For more than 200 years, the federal postal service has provided reliable, vital services to millions of Americans, and, for the last 50 years, the USPS has acted as an independent agency — severed from the president’s cabinet — in an effort to ensure its political independence, according to the lawsuit.
"For fifty years, the U.S. Postal Service has been an independent agency overseen by a board of governors. But as the COVID-19 pandemic began shutting down cities, counties, and states, the Trump Administration made concerted efforts to interfere with the agency and with states’ plans to expand mail-in voting due to the public health crisis. President Trump repeatedly, emphatically, and openly attempted to undermine mail-in voting efforts and the U.S. Postal Service’s ability to ensure the timely delivery of ballots. At the same time, Trump Administration officials were directing changes in the agency’s processes," the lawsuit reads.
“This USPS slowdown is nothing more than a voter suppression tactic,” James said in a statement. “Yet, this time, these authoritarian actions are not only jeopardizing our democracy and fundamental right to vote, but the immediate health and financial well-being of Americans across the nation. We will do everything in our power to stop the president’s power grab and ensure every eligible voter has the opportunity to cast a ballot come November.”

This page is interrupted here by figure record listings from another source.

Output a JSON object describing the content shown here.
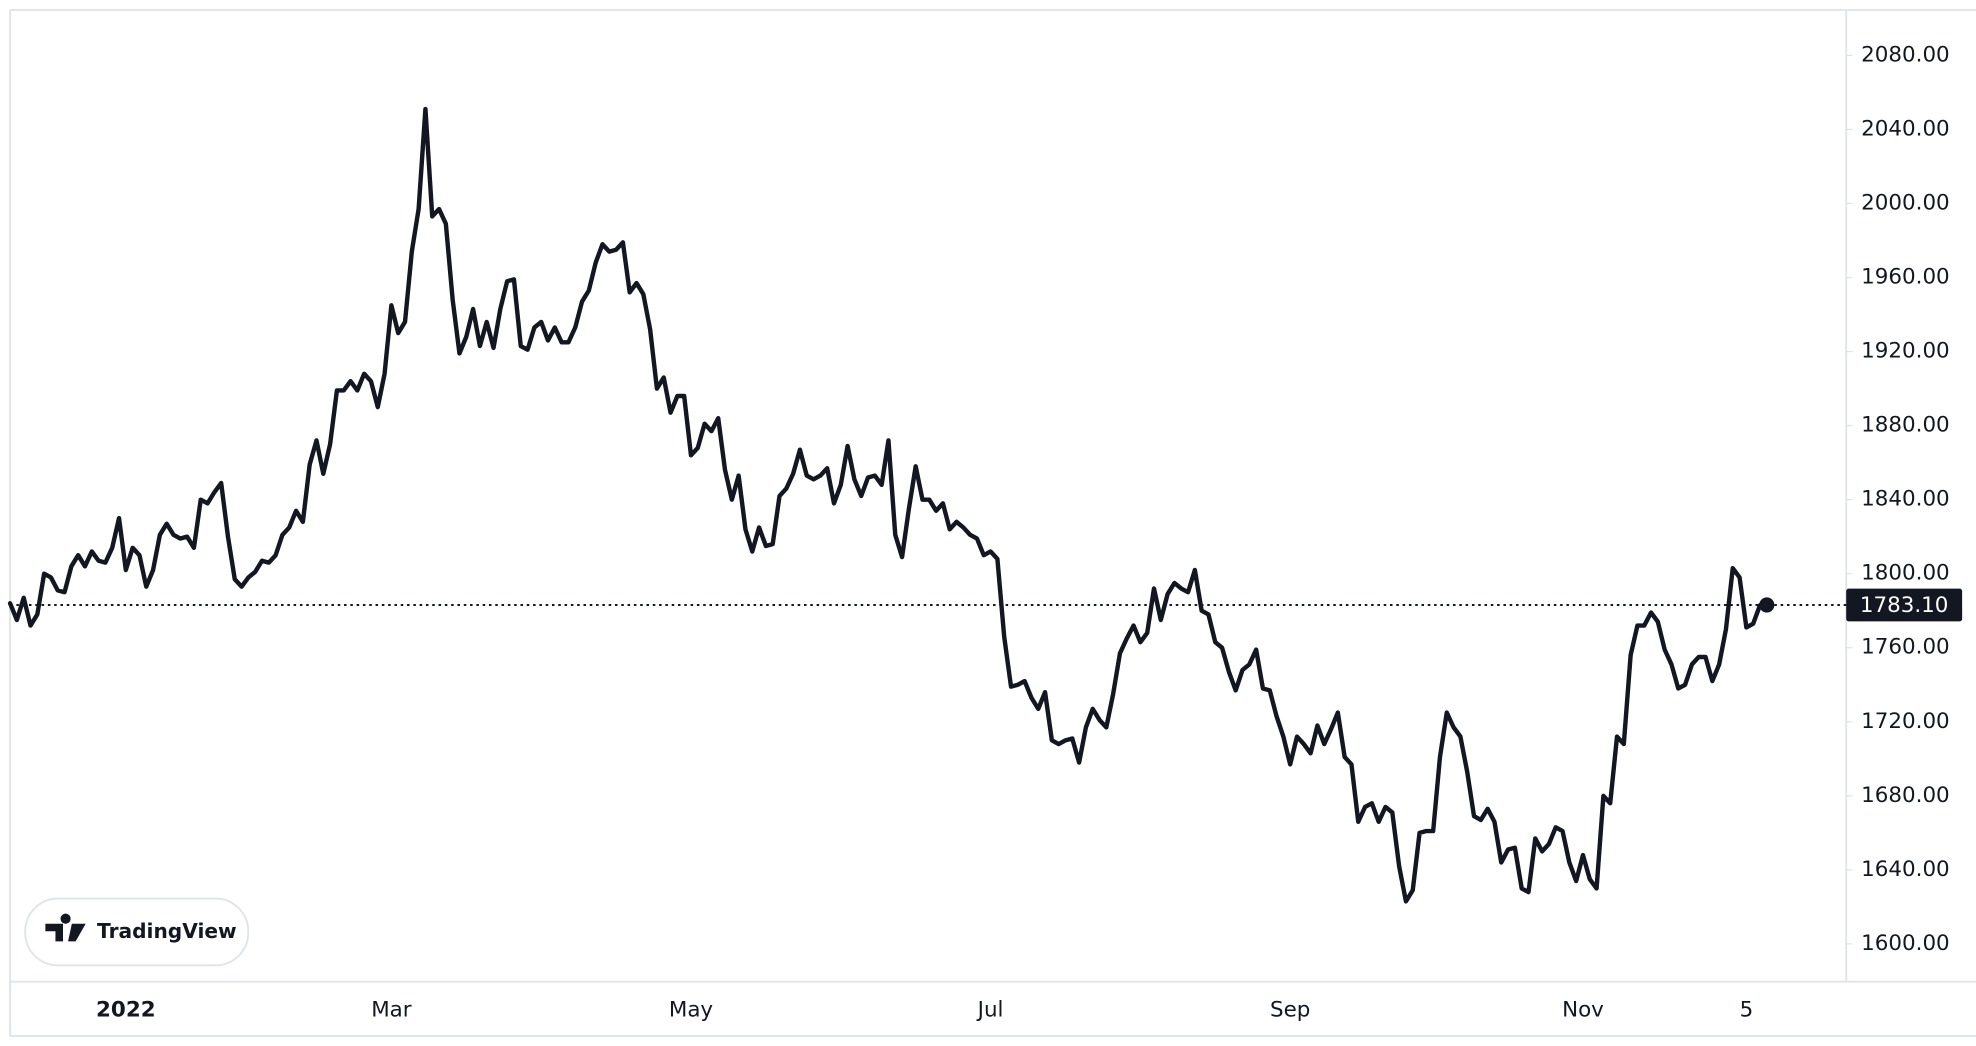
{
  "chart_data": {
    "type": "line",
    "watermark": "TradingView",
    "color": "#131722",
    "ylim": [
      1579.6,
      2103.1
    ],
    "yticks": [
      {
        "value": 1600,
        "label": "1600.00"
      },
      {
        "value": 1640,
        "label": "1640.00"
      },
      {
        "value": 1680,
        "label": "1680.00"
      },
      {
        "value": 1720,
        "label": "1720.00"
      },
      {
        "value": 1760,
        "label": "1760.00"
      },
      {
        "value": 1800,
        "label": "1800.00"
      },
      {
        "value": 1840,
        "label": "1840.00"
      },
      {
        "value": 1880,
        "label": "1880.00"
      },
      {
        "value": 1920,
        "label": "1920.00"
      },
      {
        "value": 1960,
        "label": "1960.00"
      },
      {
        "value": 2000,
        "label": "2000.00"
      },
      {
        "value": 2040,
        "label": "2040.00"
      },
      {
        "value": 2080,
        "label": "2080.00"
      }
    ],
    "grid": false,
    "price_line": {
      "value": 1783.1,
      "label": "1783.10"
    },
    "categories": [
      null,
      null,
      null,
      null,
      null,
      null,
      null,
      null,
      null,
      null,
      null,
      null,
      null,
      null,
      null,
      null,
      null,
      "2022",
      null,
      null,
      null,
      null,
      null,
      null,
      null,
      null,
      null,
      null,
      null,
      null,
      null,
      null,
      null,
      null,
      null,
      null,
      null,
      null,
      null,
      null,
      null,
      null,
      null,
      null,
      null,
      null,
      null,
      null,
      null,
      null,
      null,
      null,
      null,
      null,
      null,
      null,
      "Mar",
      null,
      null,
      null,
      null,
      null,
      null,
      null,
      null,
      null,
      null,
      null,
      null,
      null,
      null,
      null,
      null,
      null,
      null,
      null,
      null,
      null,
      null,
      null,
      null,
      null,
      null,
      null,
      null,
      null,
      null,
      null,
      null,
      null,
      null,
      null,
      null,
      null,
      null,
      null,
      null,
      null,
      null,
      null,
      "May",
      null,
      null,
      null,
      null,
      null,
      null,
      null,
      null,
      null,
      null,
      null,
      null,
      null,
      null,
      null,
      null,
      null,
      null,
      null,
      null,
      null,
      null,
      null,
      null,
      null,
      null,
      null,
      null,
      null,
      null,
      null,
      null,
      null,
      null,
      null,
      null,
      null,
      null,
      null,
      null,
      null,
      null,
      null,
      "Jul",
      null,
      null,
      null,
      null,
      null,
      null,
      null,
      null,
      null,
      null,
      null,
      null,
      null,
      null,
      null,
      null,
      null,
      null,
      null,
      null,
      null,
      null,
      null,
      null,
      null,
      null,
      null,
      null,
      null,
      null,
      null,
      null,
      null,
      null,
      null,
      null,
      null,
      null,
      null,
      null,
      null,
      null,
      null,
      "Sep",
      null,
      null,
      null,
      null,
      null,
      null,
      null,
      null,
      null,
      null,
      null,
      null,
      null,
      null,
      null,
      null,
      null,
      null,
      null,
      null,
      null,
      null,
      null,
      null,
      null,
      null,
      null,
      null,
      null,
      null,
      null,
      null,
      null,
      null,
      null,
      null,
      null,
      null,
      null,
      null,
      null,
      null,
      "Nov",
      null,
      null,
      null,
      null,
      null,
      null,
      null,
      null,
      null,
      null,
      null,
      null,
      null,
      null,
      null,
      null,
      null,
      null,
      null,
      null,
      null,
      null,
      null,
      "5",
      null,
      null,
      null
    ],
    "values": [
      1784,
      1775,
      1787,
      1772,
      1778,
      1800,
      1798,
      1791,
      1790,
      1804,
      1810,
      1804,
      1812,
      1807,
      1806,
      1814,
      1830,
      1802,
      1814,
      1810,
      1793,
      1802,
      1821,
      1827,
      1821,
      1819,
      1820,
      1814,
      1840,
      1838,
      1844,
      1849,
      1820,
      1797,
      1793,
      1798,
      1801,
      1807,
      1806,
      1810,
      1821,
      1825,
      1834,
      1828,
      1859,
      1872,
      1854,
      1870,
      1899,
      1899,
      1904,
      1899,
      1908,
      1904,
      1890,
      1908,
      1945,
      1930,
      1936,
      1974,
      1997,
      2051,
      1993,
      1997,
      1989,
      1948,
      1919,
      1928,
      1943,
      1923,
      1936,
      1922,
      1943,
      1958,
      1959,
      1923,
      1921,
      1933,
      1936,
      1926,
      1933,
      1925,
      1925,
      1933,
      1947,
      1953,
      1968,
      1978,
      1974,
      1975,
      1979,
      1952,
      1957,
      1951,
      1932,
      1900,
      1906,
      1887,
      1896,
      1896,
      1864,
      1868,
      1881,
      1877,
      1884,
      1856,
      1840,
      1853,
      1824,
      1812,
      1825,
      1815,
      1816,
      1842,
      1846,
      1854,
      1867,
      1853,
      1851,
      1853,
      1857,
      1838,
      1848,
      1869,
      1851,
      1842,
      1852,
      1853,
      1848,
      1872,
      1821,
      1809,
      1835,
      1858,
      1840,
      1840,
      1834,
      1838,
      1824,
      1828,
      1825,
      1821,
      1819,
      1810,
      1812,
      1808,
      1766,
      1739,
      1740,
      1742,
      1733,
      1727,
      1736,
      1710,
      1708,
      1710,
      1711,
      1698,
      1717,
      1727,
      1721,
      1717,
      1735,
      1757,
      1765,
      1772,
      1763,
      1768,
      1792,
      1775,
      1789,
      1795,
      1792,
      1790,
      1802,
      1780,
      1778,
      1763,
      1760,
      1747,
      1737,
      1748,
      1751,
      1759,
      1738,
      1737,
      1723,
      1712,
      1697,
      1712,
      1708,
      1703,
      1718,
      1708,
      1716,
      1725,
      1701,
      1697,
      1666,
      1674,
      1676,
      1666,
      1674,
      1671,
      1642,
      1623,
      1629,
      1660,
      1661,
      1661,
      1701,
      1725,
      1717,
      1712,
      1693,
      1669,
      1667,
      1673,
      1666,
      1644,
      1651,
      1652,
      1630,
      1628,
      1657,
      1650,
      1654,
      1663,
      1661,
      1644,
      1634,
      1648,
      1635,
      1630,
      1680,
      1676,
      1712,
      1708,
      1756,
      1772,
      1772,
      1779,
      1774,
      1759,
      1751,
      1738,
      1740,
      1751,
      1755,
      1755,
      1742,
      1751,
      1770,
      1803,
      1798,
      1771,
      1773,
      1783,
      1783.1
    ]
  }
}
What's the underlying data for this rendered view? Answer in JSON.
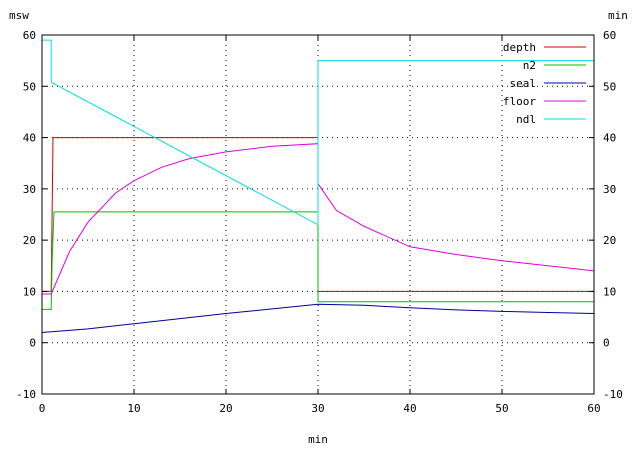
{
  "chart_data": {
    "type": "line",
    "xlabel": "min",
    "ylabel_left": "msw",
    "ylabel_right": "min",
    "xlim": [
      0,
      60
    ],
    "ylim": [
      -10,
      60
    ],
    "x_ticks": [
      0,
      10,
      20,
      30,
      40,
      50,
      60
    ],
    "y_ticks": [
      -10,
      0,
      10,
      20,
      30,
      40,
      50,
      60
    ],
    "grid": true,
    "legend_position": "top-right",
    "series": [
      {
        "name": "depth",
        "color": "#d40000",
        "x": [
          0,
          1,
          1.2,
          30,
          30,
          60
        ],
        "y": [
          10,
          10,
          40,
          40,
          10,
          10
        ]
      },
      {
        "name": "n2",
        "color": "#00c000",
        "x": [
          0,
          1,
          1.1,
          1.3,
          30,
          30,
          60
        ],
        "y": [
          6.5,
          6.5,
          16,
          25.5,
          25.5,
          8,
          8
        ]
      },
      {
        "name": "seal",
        "color": "#0000a0",
        "x": [
          0,
          5,
          10,
          15,
          20,
          25,
          30,
          35,
          40,
          45,
          50,
          55,
          60
        ],
        "y": [
          2,
          2.7,
          3.7,
          4.7,
          5.7,
          6.6,
          7.5,
          7.3,
          6.8,
          6.4,
          6.1,
          5.9,
          5.7
        ]
      },
      {
        "name": "floor",
        "color": "#e000e0",
        "x": [
          0,
          1,
          3,
          5,
          8,
          10,
          13,
          16,
          20,
          25,
          30,
          30,
          32,
          35,
          40,
          45,
          50,
          55,
          60
        ],
        "y": [
          9.5,
          9.5,
          17.8,
          23.5,
          29.2,
          31.6,
          34.2,
          35.9,
          37.2,
          38.3,
          38.8,
          31,
          25.8,
          22.7,
          18.7,
          17.2,
          16,
          15,
          14
        ]
      },
      {
        "name": "ndl",
        "color": "#00e0e0",
        "x": [
          0,
          1,
          1,
          30,
          30,
          60
        ],
        "y": [
          59,
          59,
          50.8,
          23,
          55,
          55
        ]
      }
    ]
  }
}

Grewal shared similar sentiments, saying in a statement: “The Postal Service’s unofficial motto states that ‘neither snow nor rain nor heat nor gloom of night stays these couriers from the swift completion of their appointed rounds,’” said Attorney General Grewal. “The Postal Service has served Americans well since our country’s founding. We are filing this lawsuit to ensure that even politically motivated cutbacks won’t prevent the timely delivery of our residents’ mail.”
DeJoy told lawmakers on Monday that election mail is his “No. 1 priority,” saying he will authorize expanded overtime, extra truck trips and other measures in the weeks before the election to ensure on-time delivery of ballots.
DeJoy disputed reports that he eliminated overtime for postal workers and said a Postal Service document outlining overtime restrictions was written by a mid-level manager. Last week, DeJoy said he was halting some of his operational changes “to avoid even the appearance of impact on election mail.”
Still, DeJoy vehemently refused to restore decommissioned mail-sorting machines and blue collection boxes, saying they are not needed. He also said he would continue policies limiting when mail can go out as well as a halting of late delivery trips, which postal workers have said contributes to delays.
“I am not engaged in sabotaging the election,” DeJoy said.
James’ lawsuit is the third filed by state attorneys general seeking to reverse changes to the postal service’s operations.
This latest lawsuit comes a little over a week after several individuals including candidates for public office sued Trump and the U.S. Postal Service and its new postmaster general in New York on Monday to ensure adequate funding for postal operations.
That lawsuit was filed in Manhattan federal court as multiple lawsuits were threatened across the country as a response to comments the president recently made and actions taken by newly appointed Postmaster General Louis DeJoy to change operations at post offices nationwide.
The lawsuit also alleges that Trump and DeJoy are trying to ensure the postal service cannot reliably deliver election mail.
Last week, Washington state Attorney General Bob Ferguson and Pennsylvania Attorney General Josh Shapiro, both Democrats, filed lawsuits in collaboration with other states. James said those cases differed from hers, leading her to file a separate lawsuit.